With al-Qaeda's backing, the network has partnered with other radical groups, including extremists in Morocco, Libya, Tunisia and Mauritania, according to Arab and European counterterrorism officials. There was little overlap among such factions in the past, officials said, but now many have turned to the Algerians for training and support.
"The message we get is that al-Qaeda has given delegation to the GSPC to coordinate their operations in the Maghreb region," said Chakib Benmoussa, the Moroccan interior minister.
"Al-Qaeda's objective is to have a base in the region of the Sahel," he added, referring to the remote stretch of North Africa that borders the southern edge of the Sahara and covers such impoverished nations as Mali, Mauritania and Niger.
In June 2005, about 150 of the Algerian group's fighters from different countries attacked a Mauritanian military outpost, killing 15 soldiers. Another of its cells kidnapped 32 European tourists in the Sahara in 2003 and reportedly received a $5 million ransom from the German government for their release.

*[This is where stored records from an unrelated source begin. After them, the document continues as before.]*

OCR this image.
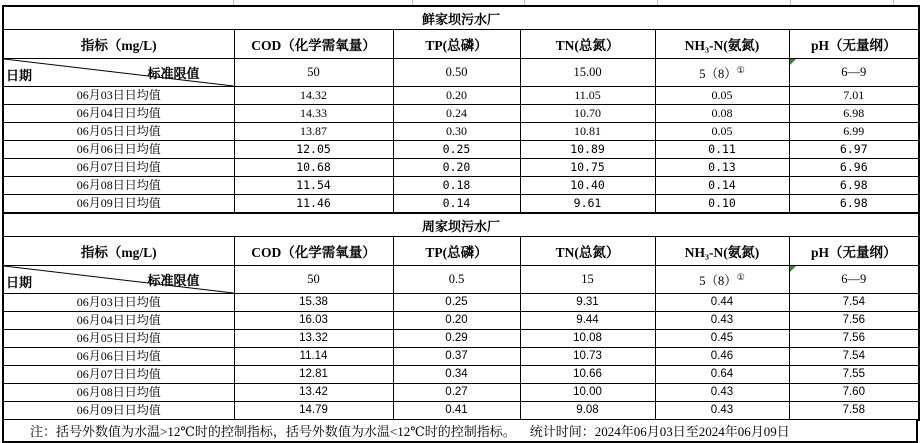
鲜家坝污水厂					
指标（mg/L)	COD（化学需氧量）	TP(总磷）	TN(总氮）	NH₃-N(氨氮)	pH（无量纲）

日期 标准限值	50	0.50	15.00	5（8）①	6—9
06月03日日均值	14.32	0.20	11.05	0.05	7.01
06月04日日均值	14.33	0.24	10.70	0.08	6.98
06月05日日均值	13.87	0.30	10.81	0.05	6.99
06月06日日均值	12.05	0.25	10.89	0.11	6.97
06月07日日均值	10.68	0.20	10.75	0.13	6.96
06月08日日均值	11.54	0.18	10.40	0.14	6.98
06月09日日均值	11.46	0.14	9.61	0.10	6.98
周家坝污水厂					
指标（mg/L)	COD（化学需氧量）	TP(总磷）	TN(总氮）	NH₃-N(氨氮)	pH（无量纲）

日期 标准限值	50	0.5	15	5（8）①	6—9
06月03日日均值	15.38	0.25	9.31	0.44	7.54
06月04日日均值	16.03	0.20	9.44	0.43	7.56
06月05日日均值	13.32	0.29	10.08	0.45	7.56
06月06日日均值	11.14	0.37	10.73	0.46	7.54
06月07日日均值	12.81	0.34	10.66	0.64	7.55
06月08日日均值	13.42	0.27	10.00	0.43	7.60
06月09日日均值	14.79	0.41	9.08	0.43	7.58
注：括号外数值为水温>12℃时的控制指标，括号外数值为水温<12℃时的控制指标。 统计时间：2024年06月03日至2024年06月09日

Counterterrorism officials said the network operates training camps in the Sahara and Sahel that cater to fighters from countries bordering Algeria, but also recruits from Europe. The camps are small and temporary, consisting of four-wheel-drive vehicles and a few instructors who teach bombmaking and guerrilla tactics, said a U.S. counterterrorism official who has studied the network and spoke on condition of anonymity.
"It's all mobile and on the run. They'll rendezvous in a wadi for four or five days, then disperse," the official said, using an Arabic word for a streambed that is usually dry. "We're very much concerned about it. It's more than just a few guys. If you add it up, it's a substantial number of folks."
Many veterans of the North African camps have traveled to Iraq, where they make up one of the biggest contingents of foreign fighters battling U.S. and Iraqi forces, according to counterterrorism officials and analysts.
According to a study released in March by the Saudi National Security Assessment Project, an adviser to the Saudi government, North Africans make up about 30 percent of foreign fighters in Iraq, with 22 percent from Algeria alone. U.S. military officials and independent analysts said other estimates have shown somewhat lower numbers of North Africans, but agreed that Algerians and the Salafist group are playing key roles in the conflict.